ADDRESS: Fengfu Hutong 19
CITY: Beijing
COUNTRY: China
PHONE 1: 010/6514-2612
The courtyard home of one of Beijing's best-loved writers, Lao She (1899-1966), is the most charming of many converted homes scattered around Beijing's hutong. Despite being granted this home by Zhou Enlai in 1950, the writer refused to become a cheerleader for the regime, and his post-revolution years were remarkably quiet for such a prolific writer. He recently came in at no. 5 in an online survey of "China's leading cultural icons," ahead of pop diva Wang Faye but well behind the no. 1 choice, the iconoclastic writer Lu Xun (who has a memorial hall in the west of town).
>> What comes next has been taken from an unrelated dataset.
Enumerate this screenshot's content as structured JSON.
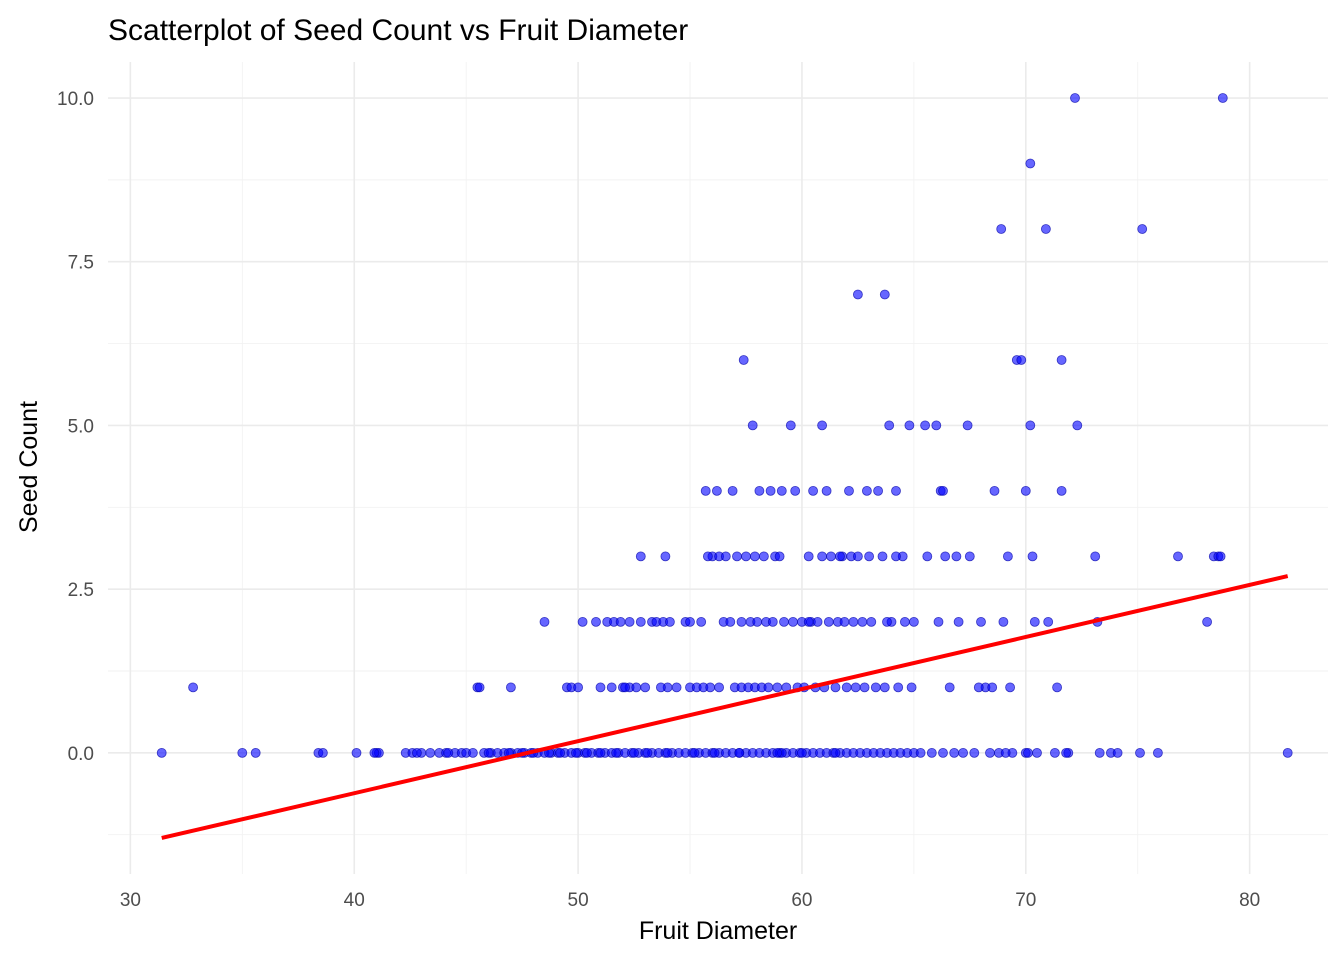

Lao She is renowned for the novel Rickshaw (Luotuo Xiangzi), a darkly humorous tale of a hardworking rickshaw puller, Happy Boy. Start in Hall 3, to the right, which records his early years in London, the United States, and Shandong Province. Hall 2 is an attempt to re-create the mood of his original study and sitting room, with his personal library untouched and his desk calendar left open at the day of his disappearance -- August 24, 1966. While the date of his death is certain, the details are murky. The official line has him committing a poetic suicide in nearby Taiping Hu (pictured in Hall 1) after enduring a "struggle session" at Kong Miao. It's possible that he was simply murdered by Red Guards.